Unos cuantos felinos lograron escapar trepando por los árboles o sumergiéndose en coladeras destapadas. Pero a Lucio lo atraparon. No sólo estaba haciéndose viejo y menos flexible, sino que también lo atacó una antigua costumbre: su apego a los humanos, producto de aquella vida con la anciana que lo crió. Se mostró amistoso con esos personajes y no huyó.
Hoy, todavía quedan algunos restos de él adheridos al asfalto de la calle cercana. En realidad muy poca cosa… ¿Quieres que te lo cuente otra vez?
II
CAT’S BLUES
Habíamos decidido vivir una temporada en aquella ciudad. Pero dicha temporada se alargó y ya no se le veía un fin cierto. No había problema. Nos gustaba estar ahí y el departamento que ocupábamos tenía cerca todo lo que necesitábamos.
Cierto día me tocó ir al supermercado por los víveres. Fui caminando en vez de hacerlo en la bicicleta, era un sábado. Al volver crucé por un pequeño jardín y ahí estaba. Un gato asoleándose. Sucio, pero gustoso.
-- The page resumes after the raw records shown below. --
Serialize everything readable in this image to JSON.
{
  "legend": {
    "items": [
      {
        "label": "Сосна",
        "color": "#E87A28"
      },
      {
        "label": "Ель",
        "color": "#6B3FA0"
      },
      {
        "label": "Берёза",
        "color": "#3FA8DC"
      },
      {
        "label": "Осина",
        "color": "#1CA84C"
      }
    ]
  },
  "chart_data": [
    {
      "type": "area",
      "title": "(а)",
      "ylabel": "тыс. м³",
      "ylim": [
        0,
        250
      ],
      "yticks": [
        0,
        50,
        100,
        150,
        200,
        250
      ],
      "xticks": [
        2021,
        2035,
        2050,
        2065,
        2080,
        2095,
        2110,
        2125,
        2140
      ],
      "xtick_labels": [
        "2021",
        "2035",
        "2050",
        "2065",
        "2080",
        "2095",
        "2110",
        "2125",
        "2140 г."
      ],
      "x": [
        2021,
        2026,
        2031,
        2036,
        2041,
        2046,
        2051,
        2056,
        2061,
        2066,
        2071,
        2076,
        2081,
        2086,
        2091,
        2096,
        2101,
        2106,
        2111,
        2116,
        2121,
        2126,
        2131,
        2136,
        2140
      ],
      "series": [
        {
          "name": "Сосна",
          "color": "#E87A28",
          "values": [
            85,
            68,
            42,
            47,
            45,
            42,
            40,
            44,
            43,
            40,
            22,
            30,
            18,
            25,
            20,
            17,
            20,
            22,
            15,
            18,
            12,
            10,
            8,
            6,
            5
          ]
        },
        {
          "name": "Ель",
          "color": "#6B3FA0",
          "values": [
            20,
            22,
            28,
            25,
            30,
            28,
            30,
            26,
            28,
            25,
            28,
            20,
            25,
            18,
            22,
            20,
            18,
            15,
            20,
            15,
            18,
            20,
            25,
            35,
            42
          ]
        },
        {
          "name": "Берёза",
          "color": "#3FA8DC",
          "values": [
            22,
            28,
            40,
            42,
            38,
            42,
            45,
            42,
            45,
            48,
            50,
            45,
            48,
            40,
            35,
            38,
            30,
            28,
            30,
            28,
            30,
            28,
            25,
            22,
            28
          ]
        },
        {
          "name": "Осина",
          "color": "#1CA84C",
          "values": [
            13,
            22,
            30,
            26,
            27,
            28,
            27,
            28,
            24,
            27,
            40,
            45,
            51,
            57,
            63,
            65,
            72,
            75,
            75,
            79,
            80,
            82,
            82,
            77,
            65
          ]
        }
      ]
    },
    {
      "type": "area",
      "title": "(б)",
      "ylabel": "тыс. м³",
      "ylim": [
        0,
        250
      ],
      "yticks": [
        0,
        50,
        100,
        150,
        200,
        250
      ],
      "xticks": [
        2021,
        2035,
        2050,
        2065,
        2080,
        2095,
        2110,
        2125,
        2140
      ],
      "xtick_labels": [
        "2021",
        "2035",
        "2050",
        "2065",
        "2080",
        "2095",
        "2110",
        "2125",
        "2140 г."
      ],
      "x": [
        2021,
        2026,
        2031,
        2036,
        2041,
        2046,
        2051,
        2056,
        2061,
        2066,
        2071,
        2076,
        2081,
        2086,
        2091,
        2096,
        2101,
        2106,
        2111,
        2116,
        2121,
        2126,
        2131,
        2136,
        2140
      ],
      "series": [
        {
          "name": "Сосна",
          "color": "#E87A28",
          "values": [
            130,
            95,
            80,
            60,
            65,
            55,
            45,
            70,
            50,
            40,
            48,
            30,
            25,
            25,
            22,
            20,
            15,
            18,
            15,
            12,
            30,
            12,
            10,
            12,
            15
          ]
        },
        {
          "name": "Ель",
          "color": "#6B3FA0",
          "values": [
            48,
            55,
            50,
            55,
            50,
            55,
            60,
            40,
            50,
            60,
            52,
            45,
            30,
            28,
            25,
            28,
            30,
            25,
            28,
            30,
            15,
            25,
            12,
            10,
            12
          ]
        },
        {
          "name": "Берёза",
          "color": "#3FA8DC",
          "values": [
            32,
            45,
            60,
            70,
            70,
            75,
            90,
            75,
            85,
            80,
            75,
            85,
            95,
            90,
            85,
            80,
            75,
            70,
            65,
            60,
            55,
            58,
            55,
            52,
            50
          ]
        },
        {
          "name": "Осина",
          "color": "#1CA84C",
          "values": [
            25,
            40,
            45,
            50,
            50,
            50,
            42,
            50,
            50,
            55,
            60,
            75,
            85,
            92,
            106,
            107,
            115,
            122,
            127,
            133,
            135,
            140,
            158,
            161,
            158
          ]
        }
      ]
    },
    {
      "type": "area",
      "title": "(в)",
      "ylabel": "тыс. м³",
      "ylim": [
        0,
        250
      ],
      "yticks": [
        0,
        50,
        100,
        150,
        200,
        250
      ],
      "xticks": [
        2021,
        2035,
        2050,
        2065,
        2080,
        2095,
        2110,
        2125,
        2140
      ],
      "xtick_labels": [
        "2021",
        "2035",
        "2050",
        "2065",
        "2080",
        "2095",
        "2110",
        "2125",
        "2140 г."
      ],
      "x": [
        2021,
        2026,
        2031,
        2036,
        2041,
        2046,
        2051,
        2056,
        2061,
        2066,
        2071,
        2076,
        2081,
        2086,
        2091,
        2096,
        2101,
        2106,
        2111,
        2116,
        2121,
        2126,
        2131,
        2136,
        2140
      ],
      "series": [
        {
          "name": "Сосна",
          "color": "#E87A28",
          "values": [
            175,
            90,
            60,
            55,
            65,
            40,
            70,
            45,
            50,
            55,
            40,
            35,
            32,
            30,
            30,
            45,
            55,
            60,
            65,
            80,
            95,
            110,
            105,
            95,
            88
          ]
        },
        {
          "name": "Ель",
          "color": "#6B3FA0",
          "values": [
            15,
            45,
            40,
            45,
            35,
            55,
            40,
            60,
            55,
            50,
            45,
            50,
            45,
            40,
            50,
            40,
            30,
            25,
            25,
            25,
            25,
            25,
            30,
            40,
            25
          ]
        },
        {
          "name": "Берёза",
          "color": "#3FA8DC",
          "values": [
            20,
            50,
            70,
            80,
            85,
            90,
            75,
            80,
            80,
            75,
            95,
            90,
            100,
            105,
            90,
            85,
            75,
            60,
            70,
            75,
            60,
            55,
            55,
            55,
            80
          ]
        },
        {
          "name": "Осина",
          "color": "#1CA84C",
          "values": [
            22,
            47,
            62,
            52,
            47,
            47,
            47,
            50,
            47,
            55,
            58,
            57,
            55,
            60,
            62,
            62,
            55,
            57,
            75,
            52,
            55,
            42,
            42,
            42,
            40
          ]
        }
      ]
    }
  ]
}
Le di los buenos días y continué mi camino.
Al llegar al departamento me di cuenta de que el gato me había seguido, quizá por el olor de alguna de las cosas que había comprado. Debía tener hambre. Lo dejé pasar y en la cocina le serví una lata de sardinas y agua en un platito. Lo engulló todo rápidamente.
Mientras lo hacía yo me fui a mi despacho donde tenía una ventana que daba a la calle. Cuando terminó, el gato fue a donde yo estaba y se trepó al borde de la ventana, se puso a lamerse el pelaje y luego se durmió enroscado. Era un gato adulto.
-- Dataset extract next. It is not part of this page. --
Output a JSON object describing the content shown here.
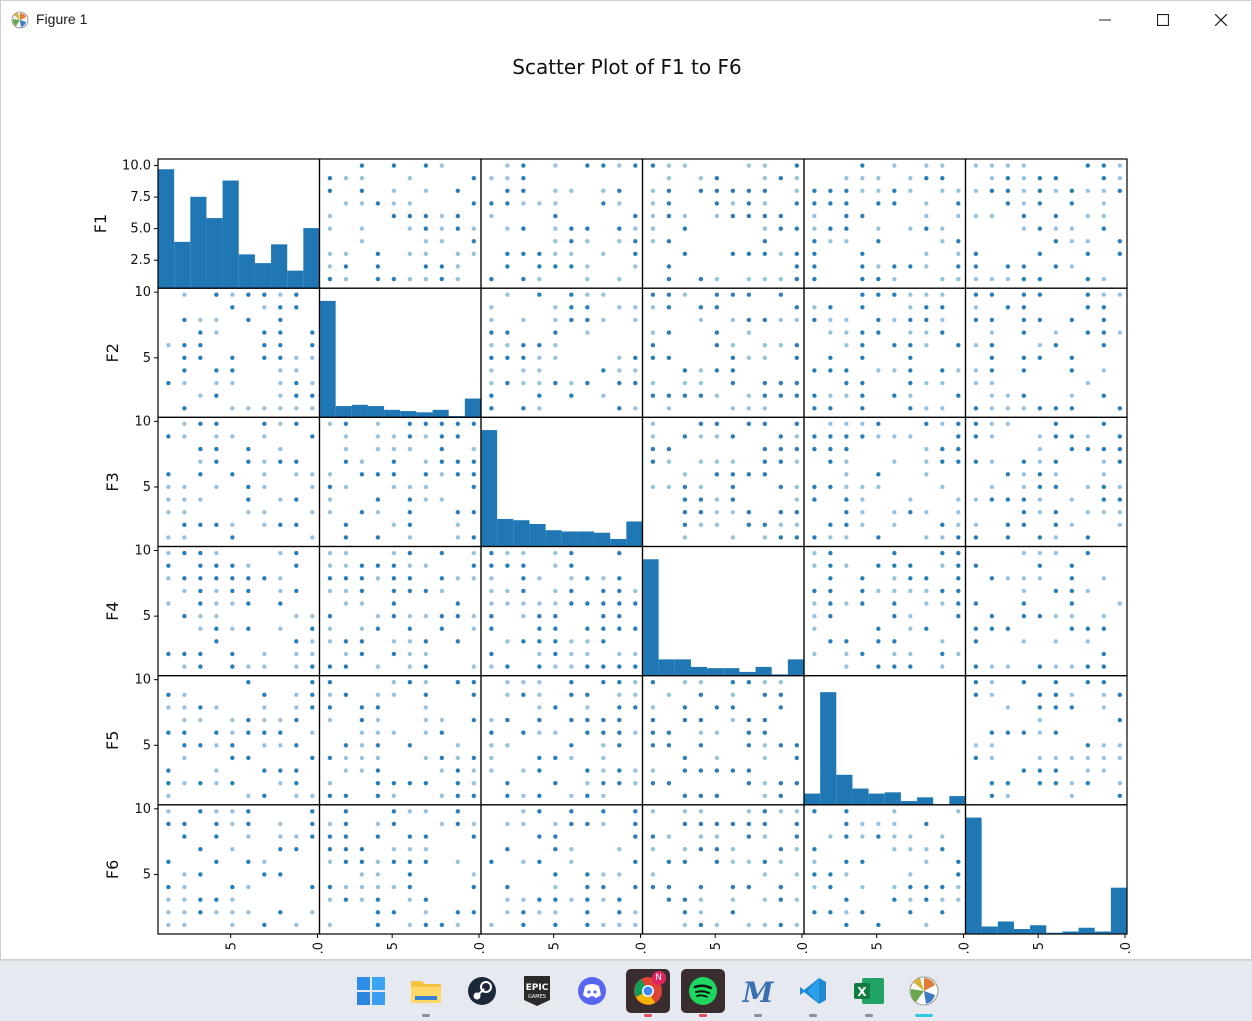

El caso es que pasó el tiempo y el gato pasó a formar parte de la familia. Mi compañera lo aceptó de buena gana también y le puso el nombre de Paco. El cual no molestaba nunca.
Un día llegó a vivir al edificio un nuevo inquilino. Era músico, trabajaba por las noches y dormía durante el día. Antes de irse a trabajar, al caer la tarde, ponía en su aparato de sonido un disco de blues. Siempre el mismo.
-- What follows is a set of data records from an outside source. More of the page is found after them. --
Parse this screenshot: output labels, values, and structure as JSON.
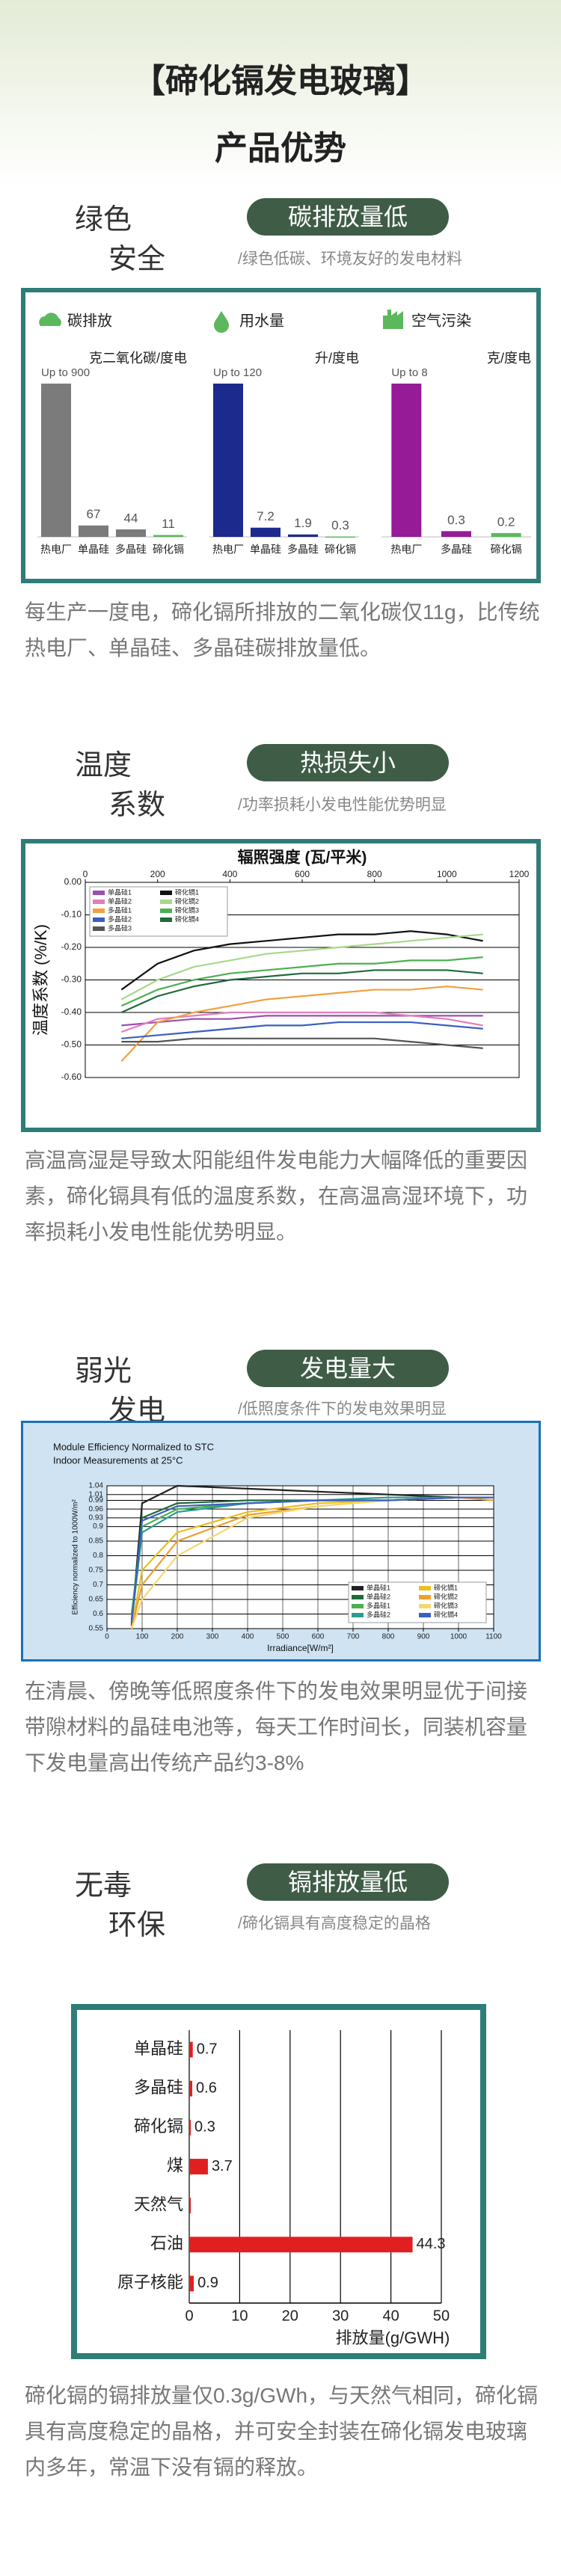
{
  "header": {
    "title": "【碲化镉发电玻璃】",
    "subtitle": "产品优势"
  },
  "sections": [
    {
      "heading": [
        "绿色",
        "安全"
      ],
      "tag": "碳排放量低",
      "note": "/绿色低碳、环境友好的发电材料",
      "text": "每生产一度电，碲化镉所排放的二氧化碳仅11g，比传统热电厂、单晶硅、多晶硅碳排放量低。"
    },
    {
      "heading": [
        "温度",
        "系数"
      ],
      "tag": "热损失小",
      "note": "/功率损耗小发电性能优势明显",
      "text": "高温高湿是导致太阳能组件发电能力大幅降低的重要因素，碲化镉具有低的温度系数，在高温高湿环境下，功率损耗小发电性能优势明显。"
    },
    {
      "heading": [
        "弱光",
        "发电"
      ],
      "tag": "发电量大",
      "note": "/低照度条件下的发电效果明显",
      "text": "在清晨、傍晚等低照度条件下的发电效果明显优于间接带隙材料的晶硅电池等，每天工作时间长，同装机容量下发电量高出传统产品约3-8%"
    },
    {
      "heading": [
        "无毒",
        "环保"
      ],
      "tag": "镉排放量低",
      "note": "/碲化镉具有高度稳定的晶格",
      "text": "碲化镉的镉排放量仅0.3g/GWh，与天然气相同，碲化镉具有高度稳定的晶格，并可安全封装在碲化镉发电玻璃内多年，常温下没有镉的释放。"
    }
  ],
  "chart_data": [
    {
      "type": "bar",
      "title": "碳排放",
      "y_label": "克二氧化碳/度电",
      "categories": [
        "热电厂",
        "单晶硅",
        "多晶硅",
        "碲化镉"
      ],
      "values": [
        900,
        67,
        44,
        11
      ],
      "value_labels": [
        "Up to 900",
        "67",
        "44",
        "11"
      ],
      "colors": [
        "#7b7b7b",
        "#7b7b7b",
        "#7b7b7b",
        "#5cb85c"
      ],
      "ylim": [
        0,
        900
      ]
    },
    {
      "type": "bar",
      "title": "用水量",
      "y_label": "升/度电",
      "categories": [
        "热电厂",
        "单晶硅",
        "多晶硅",
        "碲化镉"
      ],
      "values": [
        120,
        7.2,
        1.9,
        0.3
      ],
      "value_labels": [
        "Up to 120",
        "7.2",
        "1.9",
        "0.3"
      ],
      "colors": [
        "#1b2a8c",
        "#1b2a8c",
        "#1b2a8c",
        "#5cb85c"
      ],
      "ylim": [
        0,
        120
      ]
    },
    {
      "type": "bar",
      "title": "空气污染",
      "y_label": "克/度电",
      "categories": [
        "热电厂",
        "多晶硅",
        "碲化镉"
      ],
      "values": [
        8,
        0.3,
        0.2
      ],
      "value_labels": [
        "Up to 8",
        "0.3",
        "0.2"
      ],
      "colors": [
        "#951b97",
        "#951b97",
        "#5cb85c"
      ],
      "ylim": [
        0,
        8
      ]
    },
    {
      "type": "line",
      "title": "辐照强度 (瓦/平米)",
      "y_label": "温度系数 (%/K)",
      "x_axis_position": "top",
      "grid": true,
      "legend": "upper left",
      "x": [
        100,
        200,
        300,
        400,
        500,
        600,
        700,
        800,
        900,
        1000,
        1100
      ],
      "xlim": [
        0,
        1200
      ],
      "xticks": [
        0,
        200,
        400,
        600,
        800,
        1000,
        1200
      ],
      "ylim": [
        -0.6,
        0
      ],
      "yticks": [
        {
          "value": 0,
          "label": "0.00"
        },
        {
          "value": -0.1,
          "label": "-0.10"
        },
        {
          "value": -0.2,
          "label": "-0.20"
        },
        {
          "value": -0.3,
          "label": "-0.30"
        },
        {
          "value": -0.4,
          "label": "-0.40"
        },
        {
          "value": -0.5,
          "label": "-0.50"
        },
        {
          "value": -0.6,
          "label": "-0.60"
        }
      ],
      "series": [
        {
          "name": "单晶硅1",
          "color": "#9b4fb0",
          "values": [
            -0.44,
            -0.43,
            -0.42,
            -0.42,
            -0.41,
            -0.41,
            -0.41,
            -0.41,
            -0.41,
            -0.41,
            -0.41
          ]
        },
        {
          "name": "单晶硅2",
          "color": "#e07fb8",
          "values": [
            -0.46,
            -0.42,
            -0.41,
            -0.4,
            -0.4,
            -0.4,
            -0.4,
            -0.4,
            -0.41,
            -0.42,
            -0.44
          ]
        },
        {
          "name": "多晶硅1",
          "color": "#f0a040",
          "values": [
            -0.55,
            -0.43,
            -0.4,
            -0.38,
            -0.36,
            -0.35,
            -0.34,
            -0.33,
            -0.33,
            -0.32,
            -0.33
          ]
        },
        {
          "name": "多晶硅2",
          "color": "#3a5fc0",
          "values": [
            -0.48,
            -0.47,
            -0.46,
            -0.45,
            -0.44,
            -0.44,
            -0.43,
            -0.43,
            -0.43,
            -0.44,
            -0.45
          ]
        },
        {
          "name": "多晶硅3",
          "color": "#555555",
          "values": [
            -0.49,
            -0.49,
            -0.48,
            -0.48,
            -0.48,
            -0.48,
            -0.48,
            -0.48,
            -0.49,
            -0.5,
            -0.51
          ]
        },
        {
          "name": "碲化镉1",
          "color": "#111111",
          "values": [
            -0.33,
            -0.25,
            -0.21,
            -0.19,
            -0.18,
            -0.17,
            -0.16,
            -0.16,
            -0.15,
            -0.16,
            -0.18
          ]
        },
        {
          "name": "碲化镉2",
          "color": "#a8d88a",
          "values": [
            -0.36,
            -0.3,
            -0.26,
            -0.24,
            -0.22,
            -0.21,
            -0.2,
            -0.19,
            -0.18,
            -0.17,
            -0.16
          ]
        },
        {
          "name": "碲化镉3",
          "color": "#4caf50",
          "values": [
            -0.38,
            -0.33,
            -0.3,
            -0.28,
            -0.27,
            -0.26,
            -0.25,
            -0.25,
            -0.24,
            -0.24,
            -0.23
          ]
        },
        {
          "name": "碲化镉4",
          "color": "#1f6b3a",
          "values": [
            -0.4,
            -0.35,
            -0.32,
            -0.3,
            -0.29,
            -0.28,
            -0.28,
            -0.27,
            -0.27,
            -0.27,
            -0.28
          ]
        }
      ]
    },
    {
      "type": "line",
      "title": "Module Efficiency Normalized to STC",
      "subtitle": "Indoor Measurements at 25°C",
      "x_label": "Irradiance[W/m²]",
      "y_label": "Efficiency normalized to 1000W/m²",
      "grid": true,
      "legend": "lower right",
      "x": [
        70,
        100,
        200,
        400,
        600,
        800,
        1000,
        1100
      ],
      "xlim": [
        0,
        1100
      ],
      "xticks": [
        0,
        100,
        200,
        300,
        400,
        500,
        600,
        700,
        800,
        900,
        1000,
        1100
      ],
      "ylim": [
        0.55,
        1.04
      ],
      "yticks": [
        0.55,
        0.6,
        0.65,
        0.7,
        0.75,
        0.8,
        0.85,
        0.9,
        0.93,
        0.96,
        0.99,
        1.01,
        1.04
      ],
      "series": [
        {
          "name": "单晶硅1",
          "color": "#222222",
          "values": [
            0.56,
            0.98,
            1.04,
            1.03,
            1.02,
            1.01,
            1.0,
            1.0
          ]
        },
        {
          "name": "单晶硅2",
          "color": "#1f6b3a",
          "values": [
            0.58,
            0.93,
            0.98,
            0.99,
            0.99,
            0.99,
            1.0,
            1.0
          ]
        },
        {
          "name": "多晶硅1",
          "color": "#4caf50",
          "values": [
            0.6,
            0.9,
            0.96,
            0.98,
            0.99,
            0.99,
            1.0,
            1.0
          ]
        },
        {
          "name": "多晶硅2",
          "color": "#2a9d8f",
          "values": [
            0.57,
            0.88,
            0.95,
            0.98,
            0.99,
            1.0,
            1.0,
            1.0
          ]
        },
        {
          "name": "碲化镉1",
          "color": "#e8c020",
          "values": [
            0.55,
            0.75,
            0.88,
            0.95,
            0.98,
            0.99,
            1.0,
            1.0
          ]
        },
        {
          "name": "碲化镉2",
          "color": "#f0a030",
          "values": [
            0.55,
            0.7,
            0.85,
            0.94,
            0.97,
            0.99,
            1.0,
            0.99
          ]
        },
        {
          "name": "碲化镉3",
          "color": "#f3d870",
          "values": [
            0.55,
            0.65,
            0.8,
            0.93,
            0.97,
            0.99,
            1.0,
            1.0
          ]
        },
        {
          "name": "碲化镉4",
          "color": "#3a5fc0",
          "values": [
            0.57,
            0.92,
            0.97,
            0.98,
            0.99,
            0.99,
            1.0,
            1.0
          ]
        }
      ]
    },
    {
      "type": "hbar",
      "categories": [
        "单晶硅",
        "多晶硅",
        "碲化镉",
        "煤",
        "天然气",
        "石油",
        "原子核能"
      ],
      "values": [
        0.7,
        0.6,
        0.3,
        3.7,
        0.3,
        44.3,
        0.9
      ],
      "value_labels": [
        "0.7",
        "0.6",
        "0.3",
        "3.7",
        null,
        "44.3",
        "0.9"
      ],
      "color": "#e02020",
      "xlim": [
        0,
        50
      ],
      "xticks": [
        0,
        10,
        20,
        30,
        40,
        50
      ],
      "x_label": "排放量(g/GWH)",
      "grid": true
    }
  ]
}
Nos dimos cuenta, luego de un tiempo, de que el gato en esos momentos se metía nuestra recámara y se subía a la otra ventana, que daba a un cubo de luz en el interior del inmueble.
Se sentaba con la mirada fija al frente y movía lentamente la cola. De vez en cuando se lamía una de las patas traseras como curándose una vieja herida. Al terminar una canción, la misma, se bajaba del alféizar y se iba al sillón de la sala. Se enroscaba y dormía durante horas.
Por curiosidad le pregunté al vecino qué disco era aquél. Me contestó que era uno de John Lee Hooker, del que era fan. Quise comprar un ejemplar en la tienda pero mi compañera dijo que no, que de ninguna manera. Dijo que el gato respondía a aquellos sonidos de esa forma. Era su propio ritual y había que respetarlo. Y así continuamos.
En un momento dado el músico se mudó a otra ciudad y nos regaló el disco cuando le contamos acerca del gato. Yo se lo ponía a diario y el gato siguió haciendo lo mismo al escucharlo.
Una noche ella se fue, por causas que nunca entendí. Más adelante el gato murió de repente.
Después de eso y a través de los años seguí oyendo el disco a la misma hora y, como él, miraba a través de la ventana recordando algunas lejanas heridas y preguntándome cómo había podido sobrevivirlas.